C'est ainsi que les Allobroges s'implantèrent dans la plaine des Fins où, dans un modeste village de huttes, ils s'adonnèrent à l'agriculture.
- Sous l'empire romain:
Vaincu par le consul Domitius Ahenobardus en 122, puis par le consul Fabius Maximus en 121 avant Jésus-Christ, les Allobroges furent incorporés par les Romains à la Narbonnaise.
Les Romains n'éprouvaient pas la moindre attirance pour les Alpes, bien au contraire, mais leur politique d'expansion les contraignit à les conquérir et à les romaniser. Dans l'antiquité une intense activité régnait sur la commune de Saenodum. Sa bonne exposition, sa faible altitude, la fertilité de ses terres avaient déjà retenu les peuplades nomades qui s'y étaient installées pour fonder « loverchy », Sacconges, Vargloz, noms aujourd'hui encore familiers. De nombreux sites gallo-romains ont été repérés et des vestiges découverts sur tout le territoire de la commune, notamment: des fondations avec marbres, foyer en molasse, tuiles, poteries, verreries, gonds, couteaux et une monnaie de Zenon au chef-lieu, des murs et des tuiles à Césy (Crêt des soldats), Loverchy (les salles), Mathonex (Crêt Jacquet) et Vraissy (Les Huttins) et aussi des tuiles à rebords seulement à Bessonnex, Malaz et Treige; enfin d'importantes substructions, murs, chambres privées, opus signinum et plaques de marbre à Vergloz.

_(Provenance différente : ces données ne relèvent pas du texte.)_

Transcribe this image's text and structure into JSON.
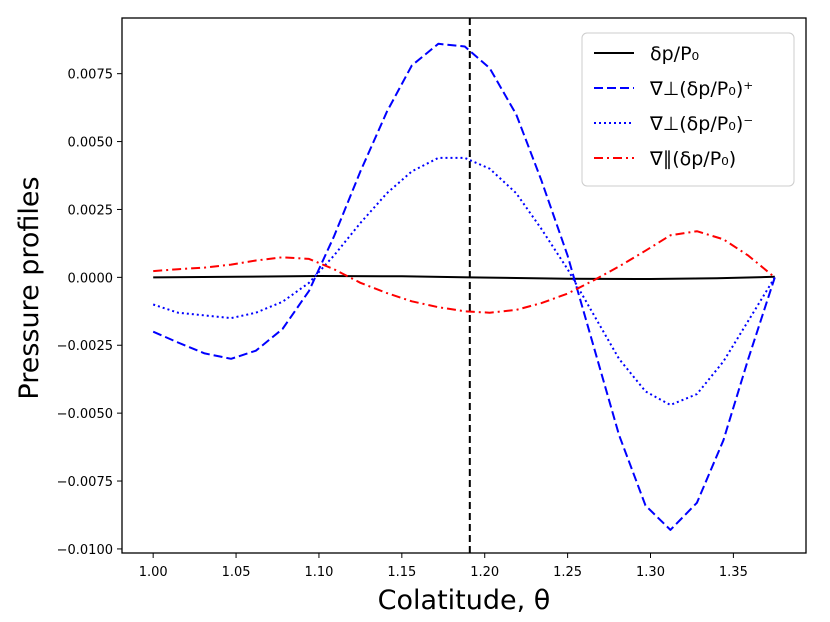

C'est au même endroit, sans doute, c'est à dire près de la côte 557,5 qu'a été constatée la présence de tegulae sur la tranchée de l'oléoduc en 1969 et lors du curage d'un fossé en 1972.
Il n'a pas pu être retrouvé au chef-lieu les vestiges de la villa signalée par Ch. Marteaux, mais après la restauration de l'église, il fût découvert en 1959, une inscription lapidaire en calcaire jaune de 0,60x0,82x0,18 encastré en remploi dans l'un des contreforts nord.

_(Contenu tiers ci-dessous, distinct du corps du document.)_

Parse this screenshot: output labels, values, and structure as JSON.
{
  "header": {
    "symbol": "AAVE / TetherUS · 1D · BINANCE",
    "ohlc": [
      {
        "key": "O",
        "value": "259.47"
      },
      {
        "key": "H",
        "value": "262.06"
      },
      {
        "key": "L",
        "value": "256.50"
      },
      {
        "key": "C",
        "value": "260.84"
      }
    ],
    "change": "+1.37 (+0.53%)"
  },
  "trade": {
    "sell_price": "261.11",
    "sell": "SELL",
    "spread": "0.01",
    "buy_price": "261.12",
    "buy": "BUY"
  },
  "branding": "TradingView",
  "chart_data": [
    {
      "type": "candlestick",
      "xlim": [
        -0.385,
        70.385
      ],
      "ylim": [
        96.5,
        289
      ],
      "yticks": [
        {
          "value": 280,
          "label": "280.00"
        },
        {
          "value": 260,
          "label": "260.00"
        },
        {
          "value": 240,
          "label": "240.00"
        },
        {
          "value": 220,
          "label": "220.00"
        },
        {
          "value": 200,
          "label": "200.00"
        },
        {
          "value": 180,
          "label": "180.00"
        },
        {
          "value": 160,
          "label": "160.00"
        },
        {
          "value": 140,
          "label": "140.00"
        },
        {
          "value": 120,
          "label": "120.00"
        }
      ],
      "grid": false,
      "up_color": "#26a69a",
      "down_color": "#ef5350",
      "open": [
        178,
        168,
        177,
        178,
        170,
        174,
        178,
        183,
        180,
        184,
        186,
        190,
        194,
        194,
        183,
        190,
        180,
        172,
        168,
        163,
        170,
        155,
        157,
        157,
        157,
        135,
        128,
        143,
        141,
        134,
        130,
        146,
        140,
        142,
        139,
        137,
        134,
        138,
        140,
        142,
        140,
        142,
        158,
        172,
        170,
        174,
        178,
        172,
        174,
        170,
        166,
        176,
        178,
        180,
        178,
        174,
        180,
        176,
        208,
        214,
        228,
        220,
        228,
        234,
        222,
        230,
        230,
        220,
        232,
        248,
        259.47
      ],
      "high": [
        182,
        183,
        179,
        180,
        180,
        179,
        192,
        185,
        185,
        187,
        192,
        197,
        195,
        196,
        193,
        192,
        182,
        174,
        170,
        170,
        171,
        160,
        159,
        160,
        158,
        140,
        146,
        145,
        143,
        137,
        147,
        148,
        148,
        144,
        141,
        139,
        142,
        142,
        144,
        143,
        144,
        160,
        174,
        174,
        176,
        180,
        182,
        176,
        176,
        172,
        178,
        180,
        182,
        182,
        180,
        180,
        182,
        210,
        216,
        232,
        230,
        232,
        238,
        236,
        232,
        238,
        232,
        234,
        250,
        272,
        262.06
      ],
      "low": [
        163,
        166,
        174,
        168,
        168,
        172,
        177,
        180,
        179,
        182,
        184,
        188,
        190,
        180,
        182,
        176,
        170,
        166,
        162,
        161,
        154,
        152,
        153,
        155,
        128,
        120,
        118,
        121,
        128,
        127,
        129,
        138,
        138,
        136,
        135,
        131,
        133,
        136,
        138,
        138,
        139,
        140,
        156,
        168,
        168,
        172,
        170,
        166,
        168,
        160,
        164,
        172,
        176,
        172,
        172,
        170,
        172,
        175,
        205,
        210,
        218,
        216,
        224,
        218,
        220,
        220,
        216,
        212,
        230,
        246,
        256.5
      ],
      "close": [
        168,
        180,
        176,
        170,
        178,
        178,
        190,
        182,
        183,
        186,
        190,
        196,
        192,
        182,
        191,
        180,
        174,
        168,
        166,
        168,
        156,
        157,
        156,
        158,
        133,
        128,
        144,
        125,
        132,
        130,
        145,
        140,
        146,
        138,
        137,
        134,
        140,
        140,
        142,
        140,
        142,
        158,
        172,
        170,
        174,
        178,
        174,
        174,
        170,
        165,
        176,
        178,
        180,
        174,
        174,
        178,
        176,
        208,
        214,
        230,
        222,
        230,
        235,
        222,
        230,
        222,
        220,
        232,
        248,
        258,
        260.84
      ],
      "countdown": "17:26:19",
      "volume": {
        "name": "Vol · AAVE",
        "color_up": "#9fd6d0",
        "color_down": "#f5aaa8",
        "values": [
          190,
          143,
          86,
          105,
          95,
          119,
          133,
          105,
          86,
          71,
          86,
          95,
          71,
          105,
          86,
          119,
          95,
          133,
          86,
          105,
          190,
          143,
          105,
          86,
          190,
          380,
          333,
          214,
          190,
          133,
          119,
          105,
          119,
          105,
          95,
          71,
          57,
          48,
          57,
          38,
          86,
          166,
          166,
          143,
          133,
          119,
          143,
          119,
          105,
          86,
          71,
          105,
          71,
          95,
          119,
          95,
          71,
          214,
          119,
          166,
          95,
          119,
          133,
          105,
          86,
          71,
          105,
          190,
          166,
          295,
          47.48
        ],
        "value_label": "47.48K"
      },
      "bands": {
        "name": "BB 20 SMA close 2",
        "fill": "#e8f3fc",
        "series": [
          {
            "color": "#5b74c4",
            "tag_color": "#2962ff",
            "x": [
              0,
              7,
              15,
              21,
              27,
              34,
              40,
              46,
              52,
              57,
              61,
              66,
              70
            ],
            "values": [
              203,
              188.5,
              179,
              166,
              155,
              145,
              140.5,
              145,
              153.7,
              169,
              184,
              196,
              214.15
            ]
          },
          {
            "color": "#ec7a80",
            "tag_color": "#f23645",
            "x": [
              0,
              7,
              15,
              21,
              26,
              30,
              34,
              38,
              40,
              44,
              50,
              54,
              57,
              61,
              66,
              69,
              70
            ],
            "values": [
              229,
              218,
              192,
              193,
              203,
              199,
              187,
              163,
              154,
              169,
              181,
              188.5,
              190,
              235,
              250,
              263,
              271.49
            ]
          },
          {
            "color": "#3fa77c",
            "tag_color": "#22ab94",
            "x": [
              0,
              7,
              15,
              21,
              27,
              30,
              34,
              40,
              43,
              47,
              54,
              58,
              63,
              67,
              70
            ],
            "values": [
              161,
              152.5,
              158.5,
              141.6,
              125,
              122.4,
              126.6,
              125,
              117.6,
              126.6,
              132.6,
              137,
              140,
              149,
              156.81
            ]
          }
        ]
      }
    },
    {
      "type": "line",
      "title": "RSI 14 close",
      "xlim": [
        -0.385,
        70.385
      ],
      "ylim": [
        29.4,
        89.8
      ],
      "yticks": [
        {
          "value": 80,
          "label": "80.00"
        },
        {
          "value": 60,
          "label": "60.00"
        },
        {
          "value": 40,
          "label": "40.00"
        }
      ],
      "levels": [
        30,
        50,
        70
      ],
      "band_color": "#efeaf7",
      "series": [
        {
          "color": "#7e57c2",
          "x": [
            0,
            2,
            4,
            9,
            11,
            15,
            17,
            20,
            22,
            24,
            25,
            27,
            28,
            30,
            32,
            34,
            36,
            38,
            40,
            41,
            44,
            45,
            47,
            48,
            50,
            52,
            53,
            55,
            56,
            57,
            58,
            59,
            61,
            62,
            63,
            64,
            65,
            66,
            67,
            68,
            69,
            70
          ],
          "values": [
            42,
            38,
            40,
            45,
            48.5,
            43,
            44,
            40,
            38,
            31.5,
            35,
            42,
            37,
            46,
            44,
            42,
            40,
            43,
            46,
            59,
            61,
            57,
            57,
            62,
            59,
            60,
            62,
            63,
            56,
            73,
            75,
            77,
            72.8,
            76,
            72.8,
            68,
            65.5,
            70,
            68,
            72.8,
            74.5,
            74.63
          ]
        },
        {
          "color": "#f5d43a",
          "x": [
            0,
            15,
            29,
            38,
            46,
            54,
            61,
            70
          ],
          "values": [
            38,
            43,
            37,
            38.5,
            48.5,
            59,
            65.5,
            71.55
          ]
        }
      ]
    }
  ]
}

Tout au Sud de la nouvelle commune, soit à Balmont, des murs antiques et des tuiles ont été exhumés dans le talus de la nouvelle route, ainsi que des tombes à dalles au lieu-dit la Grevière.
Mais les structures les plus curieuses sont celles découvertes par B.Ruffet, en 1965, dans les bois des Varvets, au nord du ruisseau des Esparris. Il s'agit d'une enceinte entourant une ovalaire de 60x100 mètres, dont l'interprétation demeure difficile.
Notons que la commune était traversée par la voie romaine de Boutae à Aquae, comme le prouvent deux tronçons de chaussée de quatre mètres de large, déterrés en 1893 et en 1898 au sud du chef lieu, ainsi que les lieux-dits significatifs de l'Etraz, la Bunaz et Treige déjà cités.
- Les invasions Barbares:
En 259 et en 277 survinrent les invasions barbares. A la fin du siècle, le rejet des Alamans en Souabe par Probus permit le retour à la paix et à l'ordre sous le règne de Dioclétien. L'insécurité réapparut tout au long du Ive siècle. C'est également au Ive siècle que le christianisme s'implanta solidement dans la région et que fût crée le diocèse de Genève.
En 443, après avoir battu les Burgondes, le général romain Aetius leur donna la Savoie, où ils vinrent cohabiter avec les gallo-romains, apportant avec eux leurs lois et l'hérésie aérienne, négation de la divinité de jésus-Christ.